Many borrowers make the mistake of taking out more loans than necessary. To avoid doing this, create a budget to determine how much loan money you will need and avoid using loan money to pay for unnecessary expenses, such as trips to the movie theater or expensive dinners.

Consider a part-time job.

If your academic schedule allows, consider finding a part-time job on campus to help supplement the cost of unexpected expenses. Be sure to check with your financial aid office to see if you qualify for work study, which will give you the opportunity to work on campus.

Consider paying your loan interest while still in school.

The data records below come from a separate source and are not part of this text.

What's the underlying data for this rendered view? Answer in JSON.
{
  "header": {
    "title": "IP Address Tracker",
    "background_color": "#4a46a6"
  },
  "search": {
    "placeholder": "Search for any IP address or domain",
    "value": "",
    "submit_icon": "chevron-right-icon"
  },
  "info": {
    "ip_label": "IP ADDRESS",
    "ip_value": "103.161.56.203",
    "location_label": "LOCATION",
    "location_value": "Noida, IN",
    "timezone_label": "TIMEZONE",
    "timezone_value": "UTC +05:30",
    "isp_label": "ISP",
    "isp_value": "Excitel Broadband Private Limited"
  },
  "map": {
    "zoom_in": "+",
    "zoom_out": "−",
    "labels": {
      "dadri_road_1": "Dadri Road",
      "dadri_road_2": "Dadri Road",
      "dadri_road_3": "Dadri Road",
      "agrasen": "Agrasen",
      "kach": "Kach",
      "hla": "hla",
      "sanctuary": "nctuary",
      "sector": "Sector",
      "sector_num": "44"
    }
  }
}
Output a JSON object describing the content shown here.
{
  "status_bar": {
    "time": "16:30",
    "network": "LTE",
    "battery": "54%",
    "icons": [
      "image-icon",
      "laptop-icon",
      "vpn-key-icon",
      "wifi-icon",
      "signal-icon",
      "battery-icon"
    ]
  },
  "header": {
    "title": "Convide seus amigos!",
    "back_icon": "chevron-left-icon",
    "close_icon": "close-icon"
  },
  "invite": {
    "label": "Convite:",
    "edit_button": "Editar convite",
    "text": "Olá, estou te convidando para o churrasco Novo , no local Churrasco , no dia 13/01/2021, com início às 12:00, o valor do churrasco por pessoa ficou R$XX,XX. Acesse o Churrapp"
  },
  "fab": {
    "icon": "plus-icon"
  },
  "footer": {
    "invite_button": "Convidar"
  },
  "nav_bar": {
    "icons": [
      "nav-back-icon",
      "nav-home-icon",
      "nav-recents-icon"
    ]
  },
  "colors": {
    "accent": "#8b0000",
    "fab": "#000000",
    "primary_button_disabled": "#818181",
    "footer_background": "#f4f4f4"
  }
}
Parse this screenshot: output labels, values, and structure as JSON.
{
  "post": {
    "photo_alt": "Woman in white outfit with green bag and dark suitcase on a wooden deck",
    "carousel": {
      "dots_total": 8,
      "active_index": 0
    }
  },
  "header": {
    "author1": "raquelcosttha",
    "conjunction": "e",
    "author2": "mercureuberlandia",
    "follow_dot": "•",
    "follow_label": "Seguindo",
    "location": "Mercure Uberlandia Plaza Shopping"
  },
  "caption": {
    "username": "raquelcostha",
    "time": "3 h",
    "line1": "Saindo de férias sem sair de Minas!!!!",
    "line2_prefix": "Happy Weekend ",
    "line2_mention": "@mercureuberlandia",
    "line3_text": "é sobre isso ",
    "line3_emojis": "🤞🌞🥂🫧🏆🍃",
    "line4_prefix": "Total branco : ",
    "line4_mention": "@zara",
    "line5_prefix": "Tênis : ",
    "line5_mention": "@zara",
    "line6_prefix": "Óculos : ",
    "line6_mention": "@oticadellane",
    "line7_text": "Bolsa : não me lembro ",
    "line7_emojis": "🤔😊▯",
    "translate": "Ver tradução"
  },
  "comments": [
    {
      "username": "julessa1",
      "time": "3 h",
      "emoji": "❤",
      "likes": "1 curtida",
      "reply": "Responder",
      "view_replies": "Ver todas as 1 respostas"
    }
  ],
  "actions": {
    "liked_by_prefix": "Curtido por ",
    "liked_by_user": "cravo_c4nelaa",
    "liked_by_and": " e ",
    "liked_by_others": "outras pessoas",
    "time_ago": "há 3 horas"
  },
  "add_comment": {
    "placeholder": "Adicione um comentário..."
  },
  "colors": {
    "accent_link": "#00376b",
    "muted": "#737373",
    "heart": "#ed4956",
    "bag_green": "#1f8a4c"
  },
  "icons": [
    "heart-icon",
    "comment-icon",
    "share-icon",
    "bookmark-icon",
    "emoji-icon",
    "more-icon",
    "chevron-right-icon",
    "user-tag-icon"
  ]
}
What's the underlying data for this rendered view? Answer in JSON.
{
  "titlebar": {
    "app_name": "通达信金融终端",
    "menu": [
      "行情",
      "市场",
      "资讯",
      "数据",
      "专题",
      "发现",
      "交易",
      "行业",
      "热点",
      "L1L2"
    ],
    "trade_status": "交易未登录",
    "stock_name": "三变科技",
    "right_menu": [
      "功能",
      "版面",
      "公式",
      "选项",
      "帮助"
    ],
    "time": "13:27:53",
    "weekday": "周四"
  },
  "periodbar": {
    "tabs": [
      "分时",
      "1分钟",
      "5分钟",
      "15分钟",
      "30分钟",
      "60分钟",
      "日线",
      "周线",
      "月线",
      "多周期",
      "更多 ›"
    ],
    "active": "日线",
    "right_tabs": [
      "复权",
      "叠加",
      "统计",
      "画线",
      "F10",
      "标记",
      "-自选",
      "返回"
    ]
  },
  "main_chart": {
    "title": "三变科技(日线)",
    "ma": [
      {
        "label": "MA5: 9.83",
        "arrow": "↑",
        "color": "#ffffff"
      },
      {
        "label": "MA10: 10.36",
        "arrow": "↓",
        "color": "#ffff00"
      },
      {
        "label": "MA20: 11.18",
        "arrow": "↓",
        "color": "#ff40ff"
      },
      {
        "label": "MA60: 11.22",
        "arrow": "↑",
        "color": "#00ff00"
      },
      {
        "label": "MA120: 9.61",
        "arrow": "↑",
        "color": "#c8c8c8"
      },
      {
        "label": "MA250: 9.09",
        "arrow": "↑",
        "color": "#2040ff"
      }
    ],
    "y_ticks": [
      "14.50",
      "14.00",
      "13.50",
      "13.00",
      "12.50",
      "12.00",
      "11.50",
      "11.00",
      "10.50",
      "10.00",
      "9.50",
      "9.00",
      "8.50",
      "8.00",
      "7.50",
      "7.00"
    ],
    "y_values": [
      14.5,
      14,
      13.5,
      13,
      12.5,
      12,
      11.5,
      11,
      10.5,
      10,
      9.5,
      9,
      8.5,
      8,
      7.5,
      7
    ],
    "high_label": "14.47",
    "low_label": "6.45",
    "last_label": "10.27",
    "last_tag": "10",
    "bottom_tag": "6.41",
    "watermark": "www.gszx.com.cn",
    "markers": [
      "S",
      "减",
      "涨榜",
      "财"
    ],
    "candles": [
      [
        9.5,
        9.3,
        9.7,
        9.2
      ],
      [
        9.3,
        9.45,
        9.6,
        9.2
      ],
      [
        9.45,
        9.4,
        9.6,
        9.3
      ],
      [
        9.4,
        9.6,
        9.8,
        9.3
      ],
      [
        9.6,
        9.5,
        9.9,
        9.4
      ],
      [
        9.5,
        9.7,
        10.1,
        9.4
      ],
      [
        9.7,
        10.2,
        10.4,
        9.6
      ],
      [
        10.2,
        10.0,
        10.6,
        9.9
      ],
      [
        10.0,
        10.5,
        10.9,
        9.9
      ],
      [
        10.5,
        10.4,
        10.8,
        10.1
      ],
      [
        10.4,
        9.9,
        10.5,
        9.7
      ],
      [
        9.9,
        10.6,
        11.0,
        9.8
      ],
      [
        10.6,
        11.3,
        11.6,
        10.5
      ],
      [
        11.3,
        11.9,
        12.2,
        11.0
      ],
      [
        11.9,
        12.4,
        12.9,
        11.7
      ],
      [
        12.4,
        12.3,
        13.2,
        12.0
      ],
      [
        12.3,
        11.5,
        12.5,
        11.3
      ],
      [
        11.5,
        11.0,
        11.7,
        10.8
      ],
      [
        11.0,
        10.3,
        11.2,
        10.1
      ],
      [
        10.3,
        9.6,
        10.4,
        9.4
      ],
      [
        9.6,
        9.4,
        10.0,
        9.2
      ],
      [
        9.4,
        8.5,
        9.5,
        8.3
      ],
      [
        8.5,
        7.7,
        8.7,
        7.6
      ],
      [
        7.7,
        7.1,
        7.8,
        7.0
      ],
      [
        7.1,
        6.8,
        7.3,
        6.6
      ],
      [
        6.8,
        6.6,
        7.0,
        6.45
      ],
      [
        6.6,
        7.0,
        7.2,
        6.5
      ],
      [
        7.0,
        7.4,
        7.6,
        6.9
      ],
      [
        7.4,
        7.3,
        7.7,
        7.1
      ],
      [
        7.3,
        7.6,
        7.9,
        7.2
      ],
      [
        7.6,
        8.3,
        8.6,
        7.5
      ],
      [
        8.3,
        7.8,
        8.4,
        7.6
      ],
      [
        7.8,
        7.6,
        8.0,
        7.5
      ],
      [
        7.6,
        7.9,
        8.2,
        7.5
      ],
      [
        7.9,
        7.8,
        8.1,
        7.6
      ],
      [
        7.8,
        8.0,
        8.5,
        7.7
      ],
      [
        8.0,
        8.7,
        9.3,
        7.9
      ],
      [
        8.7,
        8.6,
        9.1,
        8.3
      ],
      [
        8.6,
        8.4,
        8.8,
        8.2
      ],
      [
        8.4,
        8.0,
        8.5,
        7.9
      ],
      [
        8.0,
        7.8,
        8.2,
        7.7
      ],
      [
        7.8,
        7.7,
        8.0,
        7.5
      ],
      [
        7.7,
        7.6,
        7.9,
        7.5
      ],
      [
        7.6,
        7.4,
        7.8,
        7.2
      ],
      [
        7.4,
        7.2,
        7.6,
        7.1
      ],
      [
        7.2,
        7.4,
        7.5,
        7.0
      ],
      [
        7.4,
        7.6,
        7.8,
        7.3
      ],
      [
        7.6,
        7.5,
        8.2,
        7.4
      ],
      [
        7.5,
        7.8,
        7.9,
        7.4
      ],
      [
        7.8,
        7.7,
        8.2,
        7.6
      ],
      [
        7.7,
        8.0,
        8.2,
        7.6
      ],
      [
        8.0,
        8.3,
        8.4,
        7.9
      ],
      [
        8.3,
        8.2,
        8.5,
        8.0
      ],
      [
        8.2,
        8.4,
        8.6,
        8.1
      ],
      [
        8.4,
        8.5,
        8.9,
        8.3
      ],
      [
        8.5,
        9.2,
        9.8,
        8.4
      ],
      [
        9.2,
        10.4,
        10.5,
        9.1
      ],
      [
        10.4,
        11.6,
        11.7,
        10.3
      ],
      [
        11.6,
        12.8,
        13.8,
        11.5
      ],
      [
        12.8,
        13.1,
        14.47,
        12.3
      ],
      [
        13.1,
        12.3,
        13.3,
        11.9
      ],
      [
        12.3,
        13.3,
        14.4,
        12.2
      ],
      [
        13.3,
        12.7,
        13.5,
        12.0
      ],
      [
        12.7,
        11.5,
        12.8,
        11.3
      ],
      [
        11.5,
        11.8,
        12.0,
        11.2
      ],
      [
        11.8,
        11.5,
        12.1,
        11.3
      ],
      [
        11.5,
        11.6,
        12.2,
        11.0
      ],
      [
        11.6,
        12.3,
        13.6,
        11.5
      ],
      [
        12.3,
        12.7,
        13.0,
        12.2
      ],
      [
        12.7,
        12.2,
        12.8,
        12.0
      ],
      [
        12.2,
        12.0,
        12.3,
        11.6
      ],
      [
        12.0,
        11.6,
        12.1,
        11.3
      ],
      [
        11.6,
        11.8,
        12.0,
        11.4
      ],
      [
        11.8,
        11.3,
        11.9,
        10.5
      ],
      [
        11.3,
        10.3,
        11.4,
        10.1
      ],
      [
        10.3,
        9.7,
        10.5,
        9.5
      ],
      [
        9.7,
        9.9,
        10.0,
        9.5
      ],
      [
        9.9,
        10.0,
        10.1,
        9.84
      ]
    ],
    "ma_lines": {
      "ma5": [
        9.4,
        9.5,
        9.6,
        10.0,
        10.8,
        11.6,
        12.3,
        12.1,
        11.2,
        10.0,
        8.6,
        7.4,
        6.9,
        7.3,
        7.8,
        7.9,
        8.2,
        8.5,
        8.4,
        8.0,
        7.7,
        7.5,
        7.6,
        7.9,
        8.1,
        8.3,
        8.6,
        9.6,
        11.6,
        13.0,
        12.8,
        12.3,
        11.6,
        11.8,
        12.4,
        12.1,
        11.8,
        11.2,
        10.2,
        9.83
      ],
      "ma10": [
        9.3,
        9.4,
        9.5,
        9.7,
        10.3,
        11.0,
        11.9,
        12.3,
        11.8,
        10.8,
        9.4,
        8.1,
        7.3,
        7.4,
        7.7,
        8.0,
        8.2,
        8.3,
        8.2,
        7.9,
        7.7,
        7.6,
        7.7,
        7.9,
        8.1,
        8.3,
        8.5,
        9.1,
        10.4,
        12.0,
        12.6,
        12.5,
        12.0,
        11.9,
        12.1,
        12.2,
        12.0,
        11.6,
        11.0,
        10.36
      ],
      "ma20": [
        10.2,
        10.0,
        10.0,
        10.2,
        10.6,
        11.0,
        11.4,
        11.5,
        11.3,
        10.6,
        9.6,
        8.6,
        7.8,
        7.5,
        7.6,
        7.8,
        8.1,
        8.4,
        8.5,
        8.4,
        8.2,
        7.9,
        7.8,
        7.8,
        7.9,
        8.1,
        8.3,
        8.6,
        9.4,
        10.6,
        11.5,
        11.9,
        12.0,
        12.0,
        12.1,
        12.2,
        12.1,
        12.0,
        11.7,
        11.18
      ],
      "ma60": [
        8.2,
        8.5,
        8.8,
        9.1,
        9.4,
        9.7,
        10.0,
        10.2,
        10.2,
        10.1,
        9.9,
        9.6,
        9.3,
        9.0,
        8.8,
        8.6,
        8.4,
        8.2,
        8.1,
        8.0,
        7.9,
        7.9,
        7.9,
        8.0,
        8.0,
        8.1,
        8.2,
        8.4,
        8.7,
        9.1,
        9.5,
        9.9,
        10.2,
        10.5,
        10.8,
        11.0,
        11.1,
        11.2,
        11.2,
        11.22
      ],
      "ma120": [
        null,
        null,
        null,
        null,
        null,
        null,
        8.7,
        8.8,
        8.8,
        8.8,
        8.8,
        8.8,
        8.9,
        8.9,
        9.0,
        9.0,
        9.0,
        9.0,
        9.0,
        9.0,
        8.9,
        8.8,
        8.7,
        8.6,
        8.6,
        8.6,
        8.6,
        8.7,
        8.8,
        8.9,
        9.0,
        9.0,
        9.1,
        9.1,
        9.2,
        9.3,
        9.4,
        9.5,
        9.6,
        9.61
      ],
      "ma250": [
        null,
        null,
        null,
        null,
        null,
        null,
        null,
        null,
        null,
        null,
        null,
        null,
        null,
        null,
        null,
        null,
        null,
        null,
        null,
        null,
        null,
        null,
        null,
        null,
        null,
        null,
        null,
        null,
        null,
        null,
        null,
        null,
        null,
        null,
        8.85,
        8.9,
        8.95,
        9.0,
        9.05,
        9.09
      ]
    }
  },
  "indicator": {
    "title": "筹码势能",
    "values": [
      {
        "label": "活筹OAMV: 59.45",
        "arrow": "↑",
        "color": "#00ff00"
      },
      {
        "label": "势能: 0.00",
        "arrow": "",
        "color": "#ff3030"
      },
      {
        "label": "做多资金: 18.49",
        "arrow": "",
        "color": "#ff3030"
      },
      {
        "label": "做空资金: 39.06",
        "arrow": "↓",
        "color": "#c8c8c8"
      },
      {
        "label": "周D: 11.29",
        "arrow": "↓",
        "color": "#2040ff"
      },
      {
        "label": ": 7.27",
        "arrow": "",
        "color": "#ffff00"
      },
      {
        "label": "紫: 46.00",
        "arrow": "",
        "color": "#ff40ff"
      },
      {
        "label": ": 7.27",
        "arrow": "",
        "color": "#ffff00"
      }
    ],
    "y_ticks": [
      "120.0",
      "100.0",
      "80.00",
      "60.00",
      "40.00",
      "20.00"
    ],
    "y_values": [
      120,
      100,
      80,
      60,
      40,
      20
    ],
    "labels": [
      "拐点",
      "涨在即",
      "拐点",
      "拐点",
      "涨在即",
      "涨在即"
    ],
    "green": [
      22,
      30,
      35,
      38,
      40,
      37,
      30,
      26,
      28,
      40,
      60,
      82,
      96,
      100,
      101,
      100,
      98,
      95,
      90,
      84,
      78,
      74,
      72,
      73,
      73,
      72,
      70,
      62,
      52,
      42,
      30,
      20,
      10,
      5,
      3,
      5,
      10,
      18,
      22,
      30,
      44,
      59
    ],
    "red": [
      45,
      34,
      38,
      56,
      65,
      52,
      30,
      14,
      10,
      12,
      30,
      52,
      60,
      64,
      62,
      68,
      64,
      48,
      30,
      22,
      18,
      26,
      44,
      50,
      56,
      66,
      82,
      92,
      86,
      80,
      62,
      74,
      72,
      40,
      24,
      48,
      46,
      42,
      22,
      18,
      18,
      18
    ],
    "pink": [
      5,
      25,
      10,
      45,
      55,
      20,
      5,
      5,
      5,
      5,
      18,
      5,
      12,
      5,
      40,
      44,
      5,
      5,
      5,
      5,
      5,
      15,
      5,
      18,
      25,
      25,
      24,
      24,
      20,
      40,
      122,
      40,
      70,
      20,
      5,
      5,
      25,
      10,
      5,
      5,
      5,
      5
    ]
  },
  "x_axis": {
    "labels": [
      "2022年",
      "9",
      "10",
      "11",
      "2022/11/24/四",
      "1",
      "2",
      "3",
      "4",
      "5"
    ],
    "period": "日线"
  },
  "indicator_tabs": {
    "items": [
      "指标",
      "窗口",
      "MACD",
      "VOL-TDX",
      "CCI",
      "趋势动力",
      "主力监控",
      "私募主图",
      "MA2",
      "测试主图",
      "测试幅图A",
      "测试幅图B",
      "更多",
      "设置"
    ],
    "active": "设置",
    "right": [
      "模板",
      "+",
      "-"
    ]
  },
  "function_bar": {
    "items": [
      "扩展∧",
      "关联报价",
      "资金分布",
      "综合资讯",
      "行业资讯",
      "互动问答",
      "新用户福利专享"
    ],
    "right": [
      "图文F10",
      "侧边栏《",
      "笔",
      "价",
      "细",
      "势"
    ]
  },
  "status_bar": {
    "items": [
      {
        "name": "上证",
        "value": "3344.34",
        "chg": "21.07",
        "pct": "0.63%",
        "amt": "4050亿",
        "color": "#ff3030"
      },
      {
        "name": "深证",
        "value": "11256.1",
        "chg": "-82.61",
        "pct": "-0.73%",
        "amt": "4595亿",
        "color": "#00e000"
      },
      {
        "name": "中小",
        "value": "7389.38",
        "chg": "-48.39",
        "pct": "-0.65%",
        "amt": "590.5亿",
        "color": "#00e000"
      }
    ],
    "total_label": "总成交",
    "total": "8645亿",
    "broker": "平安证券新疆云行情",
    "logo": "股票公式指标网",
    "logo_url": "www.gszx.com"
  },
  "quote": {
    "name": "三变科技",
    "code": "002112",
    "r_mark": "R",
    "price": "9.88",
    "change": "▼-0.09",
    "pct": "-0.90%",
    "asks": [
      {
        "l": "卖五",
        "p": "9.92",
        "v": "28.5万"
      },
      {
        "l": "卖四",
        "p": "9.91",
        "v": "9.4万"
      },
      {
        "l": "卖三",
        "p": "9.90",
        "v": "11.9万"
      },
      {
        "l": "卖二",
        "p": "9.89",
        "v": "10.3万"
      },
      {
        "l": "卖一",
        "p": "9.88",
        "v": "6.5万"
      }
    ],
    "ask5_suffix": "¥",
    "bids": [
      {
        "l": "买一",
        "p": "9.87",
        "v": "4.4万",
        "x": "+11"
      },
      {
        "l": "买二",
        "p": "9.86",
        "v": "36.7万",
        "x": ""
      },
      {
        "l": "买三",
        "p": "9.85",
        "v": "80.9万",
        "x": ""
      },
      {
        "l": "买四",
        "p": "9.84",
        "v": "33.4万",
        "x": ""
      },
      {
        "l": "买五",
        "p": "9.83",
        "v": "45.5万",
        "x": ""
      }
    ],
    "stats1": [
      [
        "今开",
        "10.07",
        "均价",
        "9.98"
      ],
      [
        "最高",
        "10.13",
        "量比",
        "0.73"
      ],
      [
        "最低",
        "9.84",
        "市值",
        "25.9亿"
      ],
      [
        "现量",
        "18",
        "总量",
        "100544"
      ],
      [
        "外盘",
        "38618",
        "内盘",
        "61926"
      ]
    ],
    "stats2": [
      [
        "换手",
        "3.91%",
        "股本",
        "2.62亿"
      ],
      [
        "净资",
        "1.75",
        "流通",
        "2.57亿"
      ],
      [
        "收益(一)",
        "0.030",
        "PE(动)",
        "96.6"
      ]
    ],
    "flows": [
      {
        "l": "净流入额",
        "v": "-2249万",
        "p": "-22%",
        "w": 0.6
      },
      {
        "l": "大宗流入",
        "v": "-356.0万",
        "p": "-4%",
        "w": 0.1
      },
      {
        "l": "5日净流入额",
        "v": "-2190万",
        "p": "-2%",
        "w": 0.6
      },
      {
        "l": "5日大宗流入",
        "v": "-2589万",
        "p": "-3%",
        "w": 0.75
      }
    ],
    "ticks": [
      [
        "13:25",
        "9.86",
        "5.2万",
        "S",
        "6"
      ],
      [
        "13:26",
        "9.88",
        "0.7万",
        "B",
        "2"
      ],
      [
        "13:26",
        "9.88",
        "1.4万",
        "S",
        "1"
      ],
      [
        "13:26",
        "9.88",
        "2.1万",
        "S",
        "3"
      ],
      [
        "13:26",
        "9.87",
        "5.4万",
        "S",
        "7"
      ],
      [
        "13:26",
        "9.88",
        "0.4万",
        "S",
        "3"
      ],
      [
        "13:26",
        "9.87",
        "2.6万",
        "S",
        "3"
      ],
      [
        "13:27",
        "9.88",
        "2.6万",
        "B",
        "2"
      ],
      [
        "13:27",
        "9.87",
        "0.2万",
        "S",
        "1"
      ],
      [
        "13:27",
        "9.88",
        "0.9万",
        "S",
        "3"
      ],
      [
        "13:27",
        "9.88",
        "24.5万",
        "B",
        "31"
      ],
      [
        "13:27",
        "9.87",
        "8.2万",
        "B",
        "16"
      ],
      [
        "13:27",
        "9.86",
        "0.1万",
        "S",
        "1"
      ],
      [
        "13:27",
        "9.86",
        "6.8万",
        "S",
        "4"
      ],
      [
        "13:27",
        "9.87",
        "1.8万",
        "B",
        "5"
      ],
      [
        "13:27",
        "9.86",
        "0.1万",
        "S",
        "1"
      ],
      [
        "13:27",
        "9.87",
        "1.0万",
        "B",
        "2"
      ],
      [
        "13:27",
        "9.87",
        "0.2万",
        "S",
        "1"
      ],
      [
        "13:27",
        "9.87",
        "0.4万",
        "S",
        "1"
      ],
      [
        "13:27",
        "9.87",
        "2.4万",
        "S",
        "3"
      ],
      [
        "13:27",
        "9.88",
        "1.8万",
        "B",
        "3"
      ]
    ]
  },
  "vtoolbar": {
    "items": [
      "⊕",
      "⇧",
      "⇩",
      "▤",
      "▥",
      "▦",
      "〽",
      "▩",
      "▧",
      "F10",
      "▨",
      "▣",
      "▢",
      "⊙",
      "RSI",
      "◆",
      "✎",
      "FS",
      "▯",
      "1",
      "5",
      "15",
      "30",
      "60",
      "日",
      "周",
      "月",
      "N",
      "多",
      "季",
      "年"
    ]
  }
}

If you start making interest payments on your student loans while you are still in college, you will reduce the total amount you’ll have to repay. Interest payments are usually manageable and by paying off interest as you go keep outstanding interest from capitalizing on any of your balances. Allowing interest to capitalize increases your loan balance essentially requiring you to pay interest on the interest that has been accrued!

Apply for scholarships.

Scholarships can pay for portions, and at times all of your education during an academic year, but you must apply! You can find scholarships that specific to your school or department by talking to a representative from your school’s financial aid office or your department chair. In addition, the following sites are just a few places you can search for scholarships.

Choose a school that fits into the family budget.

Review the financial aid packages from the colleges where you applied and consider how much you would need to borrow from each. Keep the end in mind and select a college where your loan debt can be kept as a reasonable level to your future income potential.